I have not tried Thinx pants yet but they are on my Christmas list. Thinx are "period" pants; they are cute and totally eco-friendly. They look like normal knickers and come in many styles -- they even have a thong which they claim holds half a tampons worth (for those lighter days). I have read the hundreds of certified reviews on their website and am amazed by how many women have said it has changed their lives! All you have to do is wash them in the washing machine and they're ready for their next wear.

Naturally, I was anxious to switch over to a Mooncup. I watched multiple YouTube videos on how to use it, I read articles on the benefits, I looked up whether it was safe, and checked the reviews before purchasing. I was so excited to use it when that time of the month came around and, at first, I was disappointed. It leaked, I hated getting it out, and I was worried about it emptying it even when I didn't need to. Now, after a little getting used to and perseverance, I am totally converted. They are amazing if you're a busy person, an active person, or someone that just wants to use something more eco-friendly! For me, I can leave it in far longer than a tampon and have even started using it at night. They do not 'absorb' the blood, they collect, meaning they are actually more hygienic. 

Mooncups are lower maintenance, waste-free, safer, comfier and CHEAPER! Such a great investment and fully recommend ladies!!! 

It's only when I go to put my lunch in a Tupperware that I realise I need new ones! In our uni house, we put all of our Tupperware in the same cupboard. We have Chinese takeaway plastic tubs, large lids, small lids, and mismatched lids from tubs. It's my OCD worst nightmare and I try to avoid using any of it like the plague. 

Systema does the most efficient Tupperware sets; there are compartments for snacks, compartments for fruit, and some are even layered! I must admit, it's my organisational dream. Paperchase is also doing some super cute Tupperware boxes at the moment -- check out this cute set here. I'm a sucker for a pun and the bright colours mean that they will be visible amongst the clear tubs in my cupboard. No more searching for a lid that fits two minutes before I have to leave the house. And no more non-reusable plastic sandwich bags!

This year, George bought herself the Lush shampoo bar and I got her the conditioner. Let's just say, they're now on my Christmas list.
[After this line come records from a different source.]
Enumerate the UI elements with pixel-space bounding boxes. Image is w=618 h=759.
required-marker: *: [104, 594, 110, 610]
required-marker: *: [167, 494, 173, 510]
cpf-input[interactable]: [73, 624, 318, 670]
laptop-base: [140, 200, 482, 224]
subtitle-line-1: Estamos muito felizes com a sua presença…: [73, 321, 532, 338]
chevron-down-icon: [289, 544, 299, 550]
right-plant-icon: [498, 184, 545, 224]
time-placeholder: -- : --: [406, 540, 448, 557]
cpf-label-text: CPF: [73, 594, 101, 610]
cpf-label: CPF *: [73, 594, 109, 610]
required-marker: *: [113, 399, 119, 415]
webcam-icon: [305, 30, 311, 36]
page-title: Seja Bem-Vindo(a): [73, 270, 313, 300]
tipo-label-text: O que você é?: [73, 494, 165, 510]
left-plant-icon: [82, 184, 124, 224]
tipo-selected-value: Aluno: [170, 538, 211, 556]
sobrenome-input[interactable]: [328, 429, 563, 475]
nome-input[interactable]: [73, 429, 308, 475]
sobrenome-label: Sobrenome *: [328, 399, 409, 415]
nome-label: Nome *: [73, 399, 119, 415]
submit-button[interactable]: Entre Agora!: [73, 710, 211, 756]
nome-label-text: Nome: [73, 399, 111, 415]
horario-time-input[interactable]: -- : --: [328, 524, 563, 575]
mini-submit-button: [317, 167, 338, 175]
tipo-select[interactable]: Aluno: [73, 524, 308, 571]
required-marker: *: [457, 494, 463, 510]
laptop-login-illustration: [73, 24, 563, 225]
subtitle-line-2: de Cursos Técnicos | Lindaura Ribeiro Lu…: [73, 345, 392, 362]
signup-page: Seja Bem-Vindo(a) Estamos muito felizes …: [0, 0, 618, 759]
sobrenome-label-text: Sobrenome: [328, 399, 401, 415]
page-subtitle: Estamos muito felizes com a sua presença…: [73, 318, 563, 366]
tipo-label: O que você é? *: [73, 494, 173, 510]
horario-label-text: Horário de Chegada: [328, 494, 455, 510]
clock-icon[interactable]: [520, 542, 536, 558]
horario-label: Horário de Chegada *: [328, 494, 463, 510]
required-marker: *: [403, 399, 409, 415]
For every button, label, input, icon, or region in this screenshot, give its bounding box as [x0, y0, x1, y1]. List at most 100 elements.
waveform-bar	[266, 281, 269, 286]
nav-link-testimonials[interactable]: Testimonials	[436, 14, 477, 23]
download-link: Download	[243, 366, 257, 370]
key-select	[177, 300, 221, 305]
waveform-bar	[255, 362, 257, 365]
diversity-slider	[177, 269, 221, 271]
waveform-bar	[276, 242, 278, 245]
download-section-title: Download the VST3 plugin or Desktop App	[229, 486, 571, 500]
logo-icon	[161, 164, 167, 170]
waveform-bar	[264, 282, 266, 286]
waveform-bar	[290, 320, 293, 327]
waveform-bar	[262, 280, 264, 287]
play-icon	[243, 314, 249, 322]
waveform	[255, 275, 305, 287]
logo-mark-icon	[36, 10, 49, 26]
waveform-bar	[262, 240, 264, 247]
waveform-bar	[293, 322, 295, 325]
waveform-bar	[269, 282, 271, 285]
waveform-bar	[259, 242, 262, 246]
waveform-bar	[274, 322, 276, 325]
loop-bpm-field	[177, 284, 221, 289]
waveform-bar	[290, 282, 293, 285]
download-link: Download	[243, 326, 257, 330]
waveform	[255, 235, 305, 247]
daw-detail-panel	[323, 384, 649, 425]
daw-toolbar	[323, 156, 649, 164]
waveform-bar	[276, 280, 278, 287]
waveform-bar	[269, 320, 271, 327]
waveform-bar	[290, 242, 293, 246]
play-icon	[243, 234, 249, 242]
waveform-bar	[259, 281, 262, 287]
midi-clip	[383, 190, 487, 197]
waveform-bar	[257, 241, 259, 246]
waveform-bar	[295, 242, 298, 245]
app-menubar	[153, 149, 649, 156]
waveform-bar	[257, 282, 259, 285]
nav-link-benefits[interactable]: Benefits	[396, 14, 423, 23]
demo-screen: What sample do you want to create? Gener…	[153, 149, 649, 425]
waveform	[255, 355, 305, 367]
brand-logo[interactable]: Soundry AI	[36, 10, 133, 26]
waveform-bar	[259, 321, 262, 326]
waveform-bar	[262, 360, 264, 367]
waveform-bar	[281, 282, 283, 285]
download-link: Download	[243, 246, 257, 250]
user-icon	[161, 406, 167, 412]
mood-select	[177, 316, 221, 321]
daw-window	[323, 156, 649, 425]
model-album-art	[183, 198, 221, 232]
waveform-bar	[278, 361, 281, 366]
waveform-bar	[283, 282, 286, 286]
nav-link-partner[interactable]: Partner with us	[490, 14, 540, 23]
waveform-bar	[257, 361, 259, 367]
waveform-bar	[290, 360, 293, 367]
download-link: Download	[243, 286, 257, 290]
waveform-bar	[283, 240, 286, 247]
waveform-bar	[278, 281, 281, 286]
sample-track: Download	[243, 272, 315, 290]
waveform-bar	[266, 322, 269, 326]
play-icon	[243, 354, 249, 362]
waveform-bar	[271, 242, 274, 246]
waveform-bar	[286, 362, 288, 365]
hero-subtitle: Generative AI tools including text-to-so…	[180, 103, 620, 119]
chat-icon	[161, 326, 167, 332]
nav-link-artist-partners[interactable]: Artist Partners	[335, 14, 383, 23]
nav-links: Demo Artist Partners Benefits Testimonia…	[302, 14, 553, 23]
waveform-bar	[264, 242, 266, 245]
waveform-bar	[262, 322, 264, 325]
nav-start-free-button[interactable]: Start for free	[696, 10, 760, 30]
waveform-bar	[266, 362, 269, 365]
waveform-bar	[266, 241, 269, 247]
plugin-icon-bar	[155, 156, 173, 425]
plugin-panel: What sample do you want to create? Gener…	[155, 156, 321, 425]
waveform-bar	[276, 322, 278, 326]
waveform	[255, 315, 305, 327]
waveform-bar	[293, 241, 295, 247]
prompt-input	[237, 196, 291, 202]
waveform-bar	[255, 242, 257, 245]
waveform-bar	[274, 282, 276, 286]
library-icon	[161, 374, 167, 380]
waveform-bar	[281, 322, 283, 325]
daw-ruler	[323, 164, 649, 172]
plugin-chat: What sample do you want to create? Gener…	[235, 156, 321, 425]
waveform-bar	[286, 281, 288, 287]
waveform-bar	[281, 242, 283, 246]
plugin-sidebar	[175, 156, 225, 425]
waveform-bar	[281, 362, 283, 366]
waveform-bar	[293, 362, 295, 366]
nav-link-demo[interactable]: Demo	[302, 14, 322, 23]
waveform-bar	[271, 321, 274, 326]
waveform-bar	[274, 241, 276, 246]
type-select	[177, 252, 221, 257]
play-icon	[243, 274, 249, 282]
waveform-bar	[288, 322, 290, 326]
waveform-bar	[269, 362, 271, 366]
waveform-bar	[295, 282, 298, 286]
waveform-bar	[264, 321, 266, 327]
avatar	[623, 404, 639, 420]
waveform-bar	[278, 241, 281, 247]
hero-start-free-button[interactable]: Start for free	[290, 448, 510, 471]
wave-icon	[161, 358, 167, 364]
Saving the environment/money aside, her hair smells and looks amazing!

I didn't want to write about solid shampoo and conditioner bars until I had tried and tested them myself. I have only just run out of the shampoo bar that I bought in July... for someone that has thick hair and goes through a bottle of shampoo every month, I think I made a fairly good investment. It does leave your hair feeling less soft than you would expect of normal shampoo, but once my hair dried, there was little difference in my normal texture. 

This year, my Mum made fabric bags for myself, George and Georgia. We love them - they are recycled fabric, completely unique and super helpful for groceries, gym kits, or even just handbags. Even if you don't have any family/friends as artsy and skilled as my Mum, fabric bags are a good idea to stock up on anyway and can be a nice gift for someone else to buy you. 

It's not only receiving environmentally-friendly gifts that help but it's giving them, too. Try to avoid buying from corporations that are not conscious of their carbon footprint - buy local where you can, or even better, MAKE your presents! Bakers, artists and creatives: we appreciate a painting or a homemade vegan brownie. Homemade gifts are always special. That way you can save your own pennies, the planet and bring a personalised Christmas touch!

Some of these tips require a little effort, admittedly, and are not appropriate for everyone. But it's a time where our dependence on the environment's resources is at its peak, so everything we do matters. Listen to Maria: write your list, shop local, wrap your parcels in brown paper packages tied up with string:

and then you won't feeeeeeeel so bad!